As is increasingly obvious, the current approach to addressing climate change is nothing short of eco-austerity – as evidenced across the western economies by the exponential growth of foodbanks and warm banks in recent years – for the mass of people who increasingly struggle both to feed their families and to warm their homes.  This is why, to give just one example, having the King of England – a man who, as a legacy of Empire, still owns and rules over a large part of planet Earth – telling people who can barely afford the rent on a rundown bedsit that “the Earth does not belong to us” goes down badly.  Indeed, with the whole of western Europe rapidly de-industrialising, and a wave of unemployment on a par – at least – with the early-1980s just ahead of us, support for political parties which either deny climate change is happening or at least dismiss it as inconsequential is growing rapidly.  So much so that the end achievement of the COP conferences may well turn out to be lowering public support for addressing climate change.  And that, perhaps, suggests that when the money runs out and the masses turn up with torches and pitchforks, our elites will turn to this as an alternative “solution:”

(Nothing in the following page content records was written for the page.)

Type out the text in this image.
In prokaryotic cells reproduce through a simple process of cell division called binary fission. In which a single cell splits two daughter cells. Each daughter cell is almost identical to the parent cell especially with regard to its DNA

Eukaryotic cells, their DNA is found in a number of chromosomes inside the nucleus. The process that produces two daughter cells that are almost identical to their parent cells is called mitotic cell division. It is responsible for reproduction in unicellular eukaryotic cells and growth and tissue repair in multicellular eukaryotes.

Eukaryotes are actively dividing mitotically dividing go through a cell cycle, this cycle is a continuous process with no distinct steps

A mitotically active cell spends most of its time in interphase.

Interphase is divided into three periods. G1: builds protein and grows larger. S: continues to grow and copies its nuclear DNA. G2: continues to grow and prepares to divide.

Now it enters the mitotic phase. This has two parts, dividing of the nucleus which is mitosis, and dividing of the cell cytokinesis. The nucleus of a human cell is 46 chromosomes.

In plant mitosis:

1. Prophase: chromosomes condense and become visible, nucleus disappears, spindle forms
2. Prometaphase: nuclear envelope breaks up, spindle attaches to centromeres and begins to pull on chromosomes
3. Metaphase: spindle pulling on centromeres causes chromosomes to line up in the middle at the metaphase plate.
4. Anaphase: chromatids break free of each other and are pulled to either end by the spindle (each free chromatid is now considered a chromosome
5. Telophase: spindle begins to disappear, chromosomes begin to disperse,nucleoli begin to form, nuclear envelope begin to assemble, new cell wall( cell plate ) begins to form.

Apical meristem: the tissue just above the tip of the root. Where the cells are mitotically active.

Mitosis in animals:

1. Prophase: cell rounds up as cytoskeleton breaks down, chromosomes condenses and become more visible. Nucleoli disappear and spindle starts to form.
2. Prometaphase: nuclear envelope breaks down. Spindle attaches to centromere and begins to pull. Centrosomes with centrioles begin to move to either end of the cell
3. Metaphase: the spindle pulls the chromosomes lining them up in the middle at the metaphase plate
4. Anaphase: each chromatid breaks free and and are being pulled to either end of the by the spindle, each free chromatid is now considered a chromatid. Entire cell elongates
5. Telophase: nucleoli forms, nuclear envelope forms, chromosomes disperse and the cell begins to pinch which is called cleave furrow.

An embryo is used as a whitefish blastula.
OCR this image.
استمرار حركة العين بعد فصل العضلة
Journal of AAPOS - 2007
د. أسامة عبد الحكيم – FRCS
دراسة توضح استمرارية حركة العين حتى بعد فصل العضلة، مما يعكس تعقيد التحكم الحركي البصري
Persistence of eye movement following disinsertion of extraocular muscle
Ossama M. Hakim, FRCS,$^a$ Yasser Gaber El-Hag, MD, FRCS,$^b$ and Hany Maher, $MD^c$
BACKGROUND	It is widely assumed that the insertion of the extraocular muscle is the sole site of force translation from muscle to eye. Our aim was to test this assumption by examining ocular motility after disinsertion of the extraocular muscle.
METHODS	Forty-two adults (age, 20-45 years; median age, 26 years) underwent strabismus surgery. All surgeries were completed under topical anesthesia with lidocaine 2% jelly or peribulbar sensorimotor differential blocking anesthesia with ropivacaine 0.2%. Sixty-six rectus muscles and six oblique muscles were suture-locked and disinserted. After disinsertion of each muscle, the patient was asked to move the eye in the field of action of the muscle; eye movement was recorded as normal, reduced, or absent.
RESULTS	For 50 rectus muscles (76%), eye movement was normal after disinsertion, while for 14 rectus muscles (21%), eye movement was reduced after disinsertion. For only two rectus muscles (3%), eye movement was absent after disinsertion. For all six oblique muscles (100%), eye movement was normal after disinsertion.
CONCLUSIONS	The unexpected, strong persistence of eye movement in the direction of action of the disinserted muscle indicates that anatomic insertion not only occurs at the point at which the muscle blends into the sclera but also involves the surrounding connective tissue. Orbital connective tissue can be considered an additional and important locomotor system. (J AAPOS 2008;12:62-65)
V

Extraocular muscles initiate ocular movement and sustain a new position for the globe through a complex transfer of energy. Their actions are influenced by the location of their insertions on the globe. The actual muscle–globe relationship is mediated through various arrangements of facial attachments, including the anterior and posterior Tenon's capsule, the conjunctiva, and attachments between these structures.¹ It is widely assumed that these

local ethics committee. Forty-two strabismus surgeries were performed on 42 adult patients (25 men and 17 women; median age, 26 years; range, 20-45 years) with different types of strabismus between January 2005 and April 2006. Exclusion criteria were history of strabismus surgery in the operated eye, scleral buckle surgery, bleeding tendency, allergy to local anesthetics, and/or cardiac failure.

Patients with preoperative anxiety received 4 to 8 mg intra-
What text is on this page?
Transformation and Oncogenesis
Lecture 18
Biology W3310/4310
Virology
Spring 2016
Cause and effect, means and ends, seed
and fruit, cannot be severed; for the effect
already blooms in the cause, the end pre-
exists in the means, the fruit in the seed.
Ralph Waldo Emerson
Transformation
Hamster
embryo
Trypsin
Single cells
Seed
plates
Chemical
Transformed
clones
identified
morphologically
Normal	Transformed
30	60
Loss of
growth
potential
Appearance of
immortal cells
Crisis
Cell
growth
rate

But then again, maybe climate change is not the only, or even the most important, crisis facing us.  The collapse in global net energy along with mineral resource shortages and increasingly unaffordable prices looks set to cause such economic damage that today’s global elite class will lose its agency.  So that, even if a solution to global warming can be calculated in theory, we will lack the material means to put it into practice.

On the bright side, it will be precisely those global elites who will be the biggest losers in the coming collapse.  And it is far from clear to me that this would not be a better outcome than the alternative of some yet-to-be-invented energy miracle saving the current system from its own legacies.